Vehicles, particularly racecars like stock cars and sprint cars, employ a ridged axle. In the case of a stock car the ridged axle is the rear driven axle, while the front-end suspension is typically of an independent design. Sprint cars utilize a ridged axle at both the front and rear of the car. The chassis is typically sprung and dampened near each of the four wheels. A longitudinal rod with pivoting ends couple the axle to the chassis and restrain for and aft axle motion as well as yaw motion. In addition a lateral mounted bar with pivoting ends couples the axle to the chassis, restraining the axle from lateral movement. The racing industry refers to this lateral rod as a panhard bar.
Wheel tracking refers to the offset or lack of offset between a longitudinal line drawn square from the center of the rear wheel to the front wheel. The front wheel center may be in line with the rear wheel, or offset to the inside or outside.

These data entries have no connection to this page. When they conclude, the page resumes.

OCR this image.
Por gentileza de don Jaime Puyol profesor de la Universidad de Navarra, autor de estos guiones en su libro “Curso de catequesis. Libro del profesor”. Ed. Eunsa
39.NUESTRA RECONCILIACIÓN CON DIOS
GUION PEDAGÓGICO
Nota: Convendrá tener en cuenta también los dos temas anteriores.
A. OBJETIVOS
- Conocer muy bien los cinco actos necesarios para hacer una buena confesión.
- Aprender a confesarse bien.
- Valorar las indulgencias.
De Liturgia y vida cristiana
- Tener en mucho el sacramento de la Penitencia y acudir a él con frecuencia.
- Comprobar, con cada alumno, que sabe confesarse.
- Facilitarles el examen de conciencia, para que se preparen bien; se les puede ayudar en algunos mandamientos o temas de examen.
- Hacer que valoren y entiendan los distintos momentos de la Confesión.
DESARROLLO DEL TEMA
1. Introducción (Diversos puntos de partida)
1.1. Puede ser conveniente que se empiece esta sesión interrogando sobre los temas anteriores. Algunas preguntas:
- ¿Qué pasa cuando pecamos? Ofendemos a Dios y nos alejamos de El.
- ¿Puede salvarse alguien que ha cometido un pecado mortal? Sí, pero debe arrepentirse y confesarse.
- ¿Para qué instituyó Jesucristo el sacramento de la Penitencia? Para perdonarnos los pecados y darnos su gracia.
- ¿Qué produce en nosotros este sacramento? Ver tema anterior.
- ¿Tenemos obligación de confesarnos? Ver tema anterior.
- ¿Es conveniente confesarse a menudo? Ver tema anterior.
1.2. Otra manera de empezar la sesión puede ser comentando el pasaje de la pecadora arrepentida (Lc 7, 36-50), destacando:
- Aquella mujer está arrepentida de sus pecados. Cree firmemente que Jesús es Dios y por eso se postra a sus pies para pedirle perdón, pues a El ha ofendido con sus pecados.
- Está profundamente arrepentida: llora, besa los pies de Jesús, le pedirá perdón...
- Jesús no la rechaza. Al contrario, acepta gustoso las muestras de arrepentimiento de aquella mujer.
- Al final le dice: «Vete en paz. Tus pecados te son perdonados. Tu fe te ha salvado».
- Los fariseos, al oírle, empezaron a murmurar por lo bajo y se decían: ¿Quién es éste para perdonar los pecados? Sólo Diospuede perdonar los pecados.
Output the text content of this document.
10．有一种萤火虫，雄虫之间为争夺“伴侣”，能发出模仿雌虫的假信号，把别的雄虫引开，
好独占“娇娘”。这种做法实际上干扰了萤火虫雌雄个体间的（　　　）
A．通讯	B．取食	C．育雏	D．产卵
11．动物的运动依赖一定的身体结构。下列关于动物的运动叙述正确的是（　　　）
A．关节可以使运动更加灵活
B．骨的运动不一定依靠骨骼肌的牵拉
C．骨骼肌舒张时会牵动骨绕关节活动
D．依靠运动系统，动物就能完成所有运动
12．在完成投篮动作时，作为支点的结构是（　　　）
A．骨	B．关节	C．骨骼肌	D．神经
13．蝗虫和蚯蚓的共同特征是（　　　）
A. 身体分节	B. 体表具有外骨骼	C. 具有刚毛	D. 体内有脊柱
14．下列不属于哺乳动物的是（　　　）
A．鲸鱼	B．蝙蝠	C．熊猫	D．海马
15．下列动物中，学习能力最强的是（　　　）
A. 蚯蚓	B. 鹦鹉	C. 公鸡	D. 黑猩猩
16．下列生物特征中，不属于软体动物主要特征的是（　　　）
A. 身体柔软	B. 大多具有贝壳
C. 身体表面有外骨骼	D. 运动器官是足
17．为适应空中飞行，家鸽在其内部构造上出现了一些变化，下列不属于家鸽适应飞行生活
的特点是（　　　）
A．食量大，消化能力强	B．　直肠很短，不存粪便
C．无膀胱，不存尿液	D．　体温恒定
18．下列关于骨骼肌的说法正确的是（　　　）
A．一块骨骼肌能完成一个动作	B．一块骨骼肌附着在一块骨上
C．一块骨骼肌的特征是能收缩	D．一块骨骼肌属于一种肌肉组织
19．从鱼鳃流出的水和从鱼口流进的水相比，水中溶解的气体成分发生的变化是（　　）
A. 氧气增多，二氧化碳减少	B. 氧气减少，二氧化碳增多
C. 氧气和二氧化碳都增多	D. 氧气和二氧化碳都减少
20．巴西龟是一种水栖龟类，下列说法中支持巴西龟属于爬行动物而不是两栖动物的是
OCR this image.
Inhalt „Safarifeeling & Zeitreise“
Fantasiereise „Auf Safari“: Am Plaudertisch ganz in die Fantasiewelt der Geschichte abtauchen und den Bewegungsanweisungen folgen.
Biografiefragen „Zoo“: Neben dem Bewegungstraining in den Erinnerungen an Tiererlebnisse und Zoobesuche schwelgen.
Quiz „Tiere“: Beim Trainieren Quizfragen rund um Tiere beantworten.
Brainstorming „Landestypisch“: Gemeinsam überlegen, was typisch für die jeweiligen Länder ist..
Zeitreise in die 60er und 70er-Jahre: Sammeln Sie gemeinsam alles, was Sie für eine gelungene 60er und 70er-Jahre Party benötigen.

Typically the tracking will have no offsets, which allows the cars to turn equally well both left and right. Oval track cars only turn left as they proceed counterclockwise around the oval track. Both rear wheels are locked to the axle, which makes it very difficult to turn the car.
An advantage to turning left can be made by offsetting the wheel tracking such that the right rear tire is offset outside of the right front tire. Thus the rear-driving tire tries to overturn the car to the left. Prior art utilize offset wheels to accomplish the needed tracking offset. Also commonly used are wheel spacers. These can be inserted between the wheel-axle interfaces. The optimum offset is dictated by the available traction in the track surface. However the track surface will change dramatically during the course of the race. The result is the racecar may turn well at the beginning of the race, but poorly at the end of the race.
Therefore, there is a need for a panhard bar that can be adjusted while the vehicle is in motion. As the driver is most aware of the performance and tracking of the vehicle while in motion, there is a need for the driver to have the ability to adjust the panhard bar while the vehicle is in motion. Additionally, as a driver can be very busy focusing on driving, there is also a need for a panhard bar that is automatically adjusted according to the motion of the vehicle without the need for the driver to adjust the panhard bar. The present invention accomplishes these objectives.